A fascination with pteridomania, or 19th century fern fever, has resulted in a winning rug design for UNSW Art & Design student Avie Stokes.  

The third-year student chose the popular textile trend which she describes as the “Pokémon Go of its time” to become one of six UNSW students to have their design hand-tufted in India by custom rug manufacturing company Designer Rugs.

“From the 1830s to the 1890s, the British were obsessed with breeding ferns. They made the botanical gardens and put ferns in them… They put ferns in the orchestra pits and so people would go to see the ferns and not the music concerts necessarily,” the 28-year-old said.

The rug-up competition was part of a Semester One project involving third-year UNSW Art & Design students, Designer Rugs and textile print studio Karolina York.

For the rug-up part of the project, students needed to create a collection of four designs for an interior rug which related to a not-for-profit organisation.

“I picked the Carolyn Simpson Library, which is a textile furnishings library which gives gardening and textile trends from the 1800s,” the Fine Arts/Education student said.

“The library has textiles from that time (1830s to 1890s) because that fern craze migrated to Australia with the British.

“In fact, the first exchange of ferns internationally, successfully by ship, was between Sydney and London.”

Designing a rug may have been “a lot of hard work” but it paid off for Miss Stokes, whose rug will be available for purchase at the retail price of $1560.

She was taken through the design process by Designer Rugs staff, including colour choices and designing on a 1:10 scale, and received her first designer’s fee.

“It’s important to see how it actually works and (the project) gives you a good idea about what would be involved in pitching designs, and having that on my resume increases my ability to get an internship or pitch to a company,” she said

Invalid Scald ID.

Xenia Taylor holding her Blue Fern Forest design for Karolina York


Students involved in the Karolina York commercial print design project were required to design four prints for a selected brand or market in the fashion or interior industry such as Zimmermann, Bec and Bridge, and Coco Republic.

Third-year student Xenia Taylor said it was hard knowing when to stop designing her Blue Fern Forest print for the textile project.

“I enjoyed going crazy with watercolours and making all of these different patterns, it was just hard mentally critiquing your own work – which things work and which didn’t work,” the Fine Arts/Arts student said.

Her design is one of 16 student designs chosen by Karolina York to go to the Premiere Vision-France textile design trade show in Paris in September.

If the design sells, the 22-year-old will receive a designer’s fee.

“I really benefited from putting myself on the line and just doing it and trying new things,” Miss Taylor said.

“I didn’t realise how creative things like this involve so much of your time.”

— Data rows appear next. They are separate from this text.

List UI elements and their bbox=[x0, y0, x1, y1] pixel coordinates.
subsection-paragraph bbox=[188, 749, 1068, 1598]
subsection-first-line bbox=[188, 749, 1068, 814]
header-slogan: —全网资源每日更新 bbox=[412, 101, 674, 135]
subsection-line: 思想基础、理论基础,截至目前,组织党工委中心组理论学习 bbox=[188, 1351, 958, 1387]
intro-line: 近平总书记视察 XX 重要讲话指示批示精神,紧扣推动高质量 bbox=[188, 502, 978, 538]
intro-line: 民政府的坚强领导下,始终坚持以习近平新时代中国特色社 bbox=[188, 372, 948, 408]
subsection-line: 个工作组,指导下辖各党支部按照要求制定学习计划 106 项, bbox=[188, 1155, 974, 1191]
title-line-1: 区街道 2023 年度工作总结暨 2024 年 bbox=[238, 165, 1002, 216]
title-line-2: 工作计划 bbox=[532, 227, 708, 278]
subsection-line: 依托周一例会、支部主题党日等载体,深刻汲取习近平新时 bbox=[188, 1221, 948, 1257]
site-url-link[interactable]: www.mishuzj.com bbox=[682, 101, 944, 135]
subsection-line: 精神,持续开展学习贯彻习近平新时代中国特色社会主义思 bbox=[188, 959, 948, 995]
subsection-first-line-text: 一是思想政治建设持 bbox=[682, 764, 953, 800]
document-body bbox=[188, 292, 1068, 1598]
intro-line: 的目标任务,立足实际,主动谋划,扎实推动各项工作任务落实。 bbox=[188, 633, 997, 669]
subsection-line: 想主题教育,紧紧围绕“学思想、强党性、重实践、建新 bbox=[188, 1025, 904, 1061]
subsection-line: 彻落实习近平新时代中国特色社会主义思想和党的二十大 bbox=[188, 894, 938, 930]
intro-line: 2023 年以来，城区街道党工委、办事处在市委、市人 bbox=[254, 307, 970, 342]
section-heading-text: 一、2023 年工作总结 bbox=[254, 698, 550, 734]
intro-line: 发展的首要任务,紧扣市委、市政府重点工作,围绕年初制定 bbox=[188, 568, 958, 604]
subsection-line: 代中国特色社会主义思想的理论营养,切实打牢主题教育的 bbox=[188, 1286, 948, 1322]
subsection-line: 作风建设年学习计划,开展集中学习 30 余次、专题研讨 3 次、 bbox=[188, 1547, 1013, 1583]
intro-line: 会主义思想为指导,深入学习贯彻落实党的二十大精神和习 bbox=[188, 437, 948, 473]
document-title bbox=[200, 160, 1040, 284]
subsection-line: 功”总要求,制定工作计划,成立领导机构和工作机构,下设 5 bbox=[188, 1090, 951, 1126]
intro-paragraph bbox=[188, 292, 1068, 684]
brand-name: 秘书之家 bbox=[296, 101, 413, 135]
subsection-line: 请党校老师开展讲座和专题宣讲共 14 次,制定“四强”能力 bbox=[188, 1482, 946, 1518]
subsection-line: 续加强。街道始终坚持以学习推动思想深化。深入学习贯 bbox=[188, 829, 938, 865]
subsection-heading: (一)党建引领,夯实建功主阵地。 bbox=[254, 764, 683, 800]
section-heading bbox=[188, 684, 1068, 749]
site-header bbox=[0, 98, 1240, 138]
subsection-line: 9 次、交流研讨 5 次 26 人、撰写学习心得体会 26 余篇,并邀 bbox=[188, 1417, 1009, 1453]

It is the first time that Karolina York has been involved with UNSW. Karolina York creative director Bronwyn Ferguson says she loves seeing the work of up-and-coming textiles students and it’s a great opportunity for students to get an insight into the industry.

“It’s a fantastic way to show students how a beautiful piece of art can translate into a commercial design in the retail market,” she said.

“We loved seeing the variety of creative approaches to the brief.

“Judging the students designs was a very tough decision here in our studio as we were very impressed with the creativity and diversity of the designs that the students produced.”

Designer Rugs senior designer Christine McDonald says the diverse nature of the student designs brought an interesting and exciting mix to their in-house collections.

“These young, up and coming designers are relating more to our environment in Australia than ever before,” she said.

“We can see a trend emerging of not looking to the rest of the world for design influence, they are designing for our own needs and that is more than exciting.”

Designer Rugs managing director Yosi Tal says it was important for the company to support the next generation of designers and give them the tools and opportunities to start their careers.

“This year actually marks 10 years since the first rug-up competition with UNSW, which is a great milestone,” he said.

“The competition is about providing valuable experience to our next generation of designers, exposing them to the realities of the commercial marketplace, while discovering new talent.”

UNSW Art & Design textile convenor, Associate Professor Liz Williamson, says both projects challenged students to extend their design expertise and market knowledge.

“The opportunity to engage with two professional design companies and to see designs translated into actual outcomes, offers a great learning experience,” she said.

“To see a rug design printed on A4 paper return as a 190 x 280cm hand-tufted rug, is an amazing experience.”

UNSW Art & Design sessional academic in textile design, Emma Peters, says the industry partnerships are often the first opportunity for students to apply their accumulated knowledge of textile design to real-time projects with tangible outcomes.

“I see a dramatic shift in their approach to their textile design work during this time, from one of a student to fully-fledged designer.”

The six selected rugs chosen by Designer Rugs and the 16 designs for Karolina York will be exhibited in the Textile Design: Future Design exhibition in the AD Space gallery at Paddington from Tuesday, August 28 until Saturday, September 1.